Women at low risk could skip chemo.
Dr Harold Burnstein, from the American Society of Clinical Oncology, said: "This study will transform care immediately, and for the better". After years of follow-up, the data showed that most patients who did not get chemotherapy fared as well as those who did.
The woman was 49 when she signed up for the clinical trial after several attempts at a cure through conventional treatments had failed, said the study published in the scientific journal Nature Medicine.
The study is based on the test, Oncotype DX, which examines 21 genes from a patient's biopsy sample to determine how active they are.
Testing solved a big problem of figuring out who needs chemo, said Dr. Harold Burstein of the Dana-Farber Cancer Institute in Boston. This is one more piece of information that will help form treatment plans, along with information like the patient's health history, her exact type of cancer, her stage of cancer, and her age. Patients with scores between 11 and 25, though, represent an uncertainty.
Across the European Union, we have seen positive results for breast cancer care as more women are being diagnosed and treated earlier, leading to higher survival rates. But it can fail, often because it cannot recognise cancer cells containing the patient's own DNA.
Women with a score above 25 generally are given chemotherapy.
The breast cancer study focused on cases where chemo's value increasingly is in doubt: women with early-stage disease that has not spread to lymph nodes, is hormone-positive (meaning its growth is fueled by estrogen or progesterone) and is not the type that the drug Herceptin targets.

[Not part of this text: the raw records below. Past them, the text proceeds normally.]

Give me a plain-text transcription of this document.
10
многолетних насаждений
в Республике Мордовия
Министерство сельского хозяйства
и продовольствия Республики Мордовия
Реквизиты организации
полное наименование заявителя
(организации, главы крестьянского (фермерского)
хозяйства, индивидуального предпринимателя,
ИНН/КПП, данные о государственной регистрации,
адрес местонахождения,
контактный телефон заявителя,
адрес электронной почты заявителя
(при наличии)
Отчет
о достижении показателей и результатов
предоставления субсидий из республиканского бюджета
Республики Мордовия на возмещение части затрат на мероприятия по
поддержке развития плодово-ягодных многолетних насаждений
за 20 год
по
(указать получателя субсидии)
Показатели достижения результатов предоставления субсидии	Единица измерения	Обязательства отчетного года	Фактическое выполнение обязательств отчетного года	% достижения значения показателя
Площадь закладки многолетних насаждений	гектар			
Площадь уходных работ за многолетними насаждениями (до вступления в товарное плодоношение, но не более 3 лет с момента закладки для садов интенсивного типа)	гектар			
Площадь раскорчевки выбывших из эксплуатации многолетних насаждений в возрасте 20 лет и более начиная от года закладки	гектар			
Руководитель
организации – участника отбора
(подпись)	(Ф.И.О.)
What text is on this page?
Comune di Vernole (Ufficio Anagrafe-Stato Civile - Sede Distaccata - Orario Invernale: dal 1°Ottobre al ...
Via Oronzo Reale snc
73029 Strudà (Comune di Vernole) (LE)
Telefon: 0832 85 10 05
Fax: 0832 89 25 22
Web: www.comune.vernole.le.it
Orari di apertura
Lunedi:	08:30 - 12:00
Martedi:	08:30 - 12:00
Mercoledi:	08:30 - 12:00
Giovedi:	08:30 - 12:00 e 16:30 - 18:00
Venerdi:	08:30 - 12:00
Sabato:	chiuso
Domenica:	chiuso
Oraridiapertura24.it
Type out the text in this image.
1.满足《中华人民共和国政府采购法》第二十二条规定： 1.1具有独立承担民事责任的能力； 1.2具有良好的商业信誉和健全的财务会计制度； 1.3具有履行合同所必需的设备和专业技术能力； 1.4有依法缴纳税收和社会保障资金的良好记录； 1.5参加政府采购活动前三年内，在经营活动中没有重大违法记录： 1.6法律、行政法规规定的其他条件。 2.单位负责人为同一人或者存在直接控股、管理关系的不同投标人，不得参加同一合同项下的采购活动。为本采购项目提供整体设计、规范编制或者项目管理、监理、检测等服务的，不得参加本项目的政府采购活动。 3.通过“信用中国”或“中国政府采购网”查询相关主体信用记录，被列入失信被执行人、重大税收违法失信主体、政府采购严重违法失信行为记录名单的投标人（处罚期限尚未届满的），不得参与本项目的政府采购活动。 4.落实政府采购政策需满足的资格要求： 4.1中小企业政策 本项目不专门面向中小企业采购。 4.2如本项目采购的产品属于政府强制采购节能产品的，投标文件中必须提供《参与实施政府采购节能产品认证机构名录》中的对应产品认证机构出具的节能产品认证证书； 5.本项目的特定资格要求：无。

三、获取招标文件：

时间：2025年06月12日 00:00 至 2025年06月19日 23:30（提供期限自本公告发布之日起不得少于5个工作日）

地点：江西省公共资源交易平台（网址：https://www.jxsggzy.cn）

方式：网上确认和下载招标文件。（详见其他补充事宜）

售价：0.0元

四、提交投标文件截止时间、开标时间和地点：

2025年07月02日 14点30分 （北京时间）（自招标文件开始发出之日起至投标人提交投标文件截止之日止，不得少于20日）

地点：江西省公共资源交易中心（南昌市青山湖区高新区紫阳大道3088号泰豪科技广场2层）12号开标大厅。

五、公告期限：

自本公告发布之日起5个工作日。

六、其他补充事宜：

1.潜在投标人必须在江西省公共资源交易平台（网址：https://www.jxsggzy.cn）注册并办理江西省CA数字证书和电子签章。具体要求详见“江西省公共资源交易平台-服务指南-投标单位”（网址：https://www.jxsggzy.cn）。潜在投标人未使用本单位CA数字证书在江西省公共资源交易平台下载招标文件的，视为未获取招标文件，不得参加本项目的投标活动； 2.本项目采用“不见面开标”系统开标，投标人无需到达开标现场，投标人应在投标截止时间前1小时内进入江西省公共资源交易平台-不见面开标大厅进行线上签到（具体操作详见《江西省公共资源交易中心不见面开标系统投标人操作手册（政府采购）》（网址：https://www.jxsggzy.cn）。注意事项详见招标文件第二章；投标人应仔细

The majority of women with the most common type of early-stage breast cancer can safely skip chemotherapy after surgery, according to a highly anticipated new report. This left a lot of women, an estimated 65,000 in the US each year, in a gray zone, unsure if they would benefit from chemo.
According to first author Joseph Sparano of Montefiore Medical Center in NY, "any woman with early-stage breast cancer 75 or younger should have the test and discuss the results" with her doctor. Longer-term effects of chemotherapy include infertility and heart failure.
But in a discussion of the results, Dr Lisa Carey, from the University of North Carolina in the U.S., drew attention to some of the subtle differences between the groups.
Patients with a recurrence score of up to 10 out of 100 have been shown not to benefit from chemotherapy and only hormone treatment is required. That doctors and researchers need to constantly re-evaluate the assumptions on which medical decisions are based, especially for something as important and time-sensitive as cancer treatments. Those at high risk are advised to receive it but intermediate was a toss-up until this study.
Where did these results come from?The results were presented at the annual cancer conference (ASCO) held in Chicago.
Albain is excited to share the study results with her clients in her practice. "If confirmed in a larger study, it promises to further extend the reach of this T-cell therapy to a broader spectrum of cancers".